Posted at 4:26PM on Dec 4th 2007 by NICUMOM

53. Why is he suing the drug company and not the hosptial or the nurse who administered it? It is the nurse's job to know the difference in labels. The nurse and hospital who trained her are at fault! Besides he doesn't need the money, does he?

Posted at 4:20PM on Dec 4th 2007 by mel

54. The nurse that overdosed his kids was probably black.

Posted at 4:19PM on Dec 4th 2007 by John

55. This is not the fault of the drug manufacturer. It is the nurse's responsibility to ensure that he/she is giving the correct medication to the right patient, at the proper time and in the prescribed amount. The 5 rights of medication administration is one of the first things taught in nursing school. Had this procedure been followed, none of this would have happened. As an RN, it is our primary duty to do no harm to patients in our care. This mistake lies solely with the nurse.

Posted at 4:45PM on Dec 4th 2007 by nurseinVA

56. You People Aren't Very Bright, you're so stupid! The packaging/labeling is fine! You'd have to be a total dumbass not to be able to tell!

Posted at 4:28PM on Dec 4th 2007 by Dumbass

57. HOW MANY BOTTLES HAVE BEEN USED IN THREE YEARS PLUS, 3 out of 100000????
SEEMS LIKE HOSPITAL FAULT,. DO NOT EVER GET IV IN SIDE OF WRIST CAN CAUSE LOOSE OF FELLING IN HAND AND WEAKNESS. BECAUSE OF THE NERVE AT WRIST/

Posted at 4:30PM on Dec 4th 2007 by POCKETA

58. To poster #49, I'm not sure everyone here is an idiot. I agree with you that Quaid is likely to donate any financial gain, he's known to be a pretty level-headed, good guy and I agree that bringing attention by suing the drug company is likely the Quaid's true goal here. Altruistic as that may seem on the surface, who in reality ends up paying for this kind of litigation? In reality it is the ordinary citizen by way of higher Rx prices, declined insurance coverage and so on. Suing pharmaceutical companies and big money institutions most often only benefits lawyers, even class action suits rarely result in actualy measurable money to victims. So as altruistic as connecting packaging to the human error in this case or any other might seem and suing accordingly based on that connection, it is still an avoidance of the actual medication error and who actually administered that wrong dose. It certainly does not make people here on this blog all idiots.

Posted at 4:31PM on Dec 4th 2007 by JCinAZ

59. All black nurses incompetent. At least they were every time I was in the hospital. I couldn't wait for the white nurses shift.

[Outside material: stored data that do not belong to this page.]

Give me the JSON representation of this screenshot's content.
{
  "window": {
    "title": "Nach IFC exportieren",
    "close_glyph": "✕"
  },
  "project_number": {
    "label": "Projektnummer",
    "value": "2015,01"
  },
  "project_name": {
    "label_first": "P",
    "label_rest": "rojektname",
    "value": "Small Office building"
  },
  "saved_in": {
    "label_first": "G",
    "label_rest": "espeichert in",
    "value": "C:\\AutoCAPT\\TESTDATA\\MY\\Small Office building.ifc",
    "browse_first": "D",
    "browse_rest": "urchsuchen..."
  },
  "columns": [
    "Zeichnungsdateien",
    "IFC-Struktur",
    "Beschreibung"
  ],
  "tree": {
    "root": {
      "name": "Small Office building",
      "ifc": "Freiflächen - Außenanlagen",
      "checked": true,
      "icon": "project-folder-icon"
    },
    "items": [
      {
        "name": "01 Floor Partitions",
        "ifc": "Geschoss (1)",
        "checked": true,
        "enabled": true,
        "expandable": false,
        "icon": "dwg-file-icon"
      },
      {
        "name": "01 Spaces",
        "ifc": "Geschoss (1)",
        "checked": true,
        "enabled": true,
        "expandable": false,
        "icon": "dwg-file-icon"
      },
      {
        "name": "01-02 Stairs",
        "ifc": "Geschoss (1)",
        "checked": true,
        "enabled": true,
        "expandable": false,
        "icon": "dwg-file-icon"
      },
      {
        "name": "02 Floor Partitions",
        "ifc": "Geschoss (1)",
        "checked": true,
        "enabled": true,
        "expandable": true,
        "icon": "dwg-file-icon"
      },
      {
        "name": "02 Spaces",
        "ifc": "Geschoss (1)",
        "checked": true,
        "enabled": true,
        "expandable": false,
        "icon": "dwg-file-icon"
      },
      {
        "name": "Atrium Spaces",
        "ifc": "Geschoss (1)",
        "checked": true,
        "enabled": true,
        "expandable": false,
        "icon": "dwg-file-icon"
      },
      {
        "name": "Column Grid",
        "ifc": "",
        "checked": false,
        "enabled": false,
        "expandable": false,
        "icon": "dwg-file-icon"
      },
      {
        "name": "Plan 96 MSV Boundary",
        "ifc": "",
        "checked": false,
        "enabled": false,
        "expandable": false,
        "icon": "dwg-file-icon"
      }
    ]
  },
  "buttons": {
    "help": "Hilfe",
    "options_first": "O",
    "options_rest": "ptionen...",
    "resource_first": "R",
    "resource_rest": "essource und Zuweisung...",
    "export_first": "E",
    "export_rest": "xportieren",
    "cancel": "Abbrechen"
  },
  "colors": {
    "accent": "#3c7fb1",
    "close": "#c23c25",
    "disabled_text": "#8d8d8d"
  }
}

Posted at 4:32PM on Dec 4th 2007 by LarryBirkhead

60. I'm sure if this was an isolated incident, the hospital/staff would
be getting sued. However, this is a nation (actually worldwide)
occurrence and leaving some dead. What do you suppose we do, sue every
hospital and lay off every nurse that administered the drug??? Then you
would be saying how stupid that sounds. Hospitals are understaffed and
the staff is overworked, so lets make things a little easier so
mistakes like this do not happen worldwide.

For all those posting that act like know it alls (just because you work in the field and obviously have never made a mistake, lol), maybe if nurses had
to go through a little bit more schooling mistakes like this would not
happen. I don't think we should have RN's (anyone can get an
Associate's degree and pass a test) , but we should have only NP's or
at least the education equivalent to that.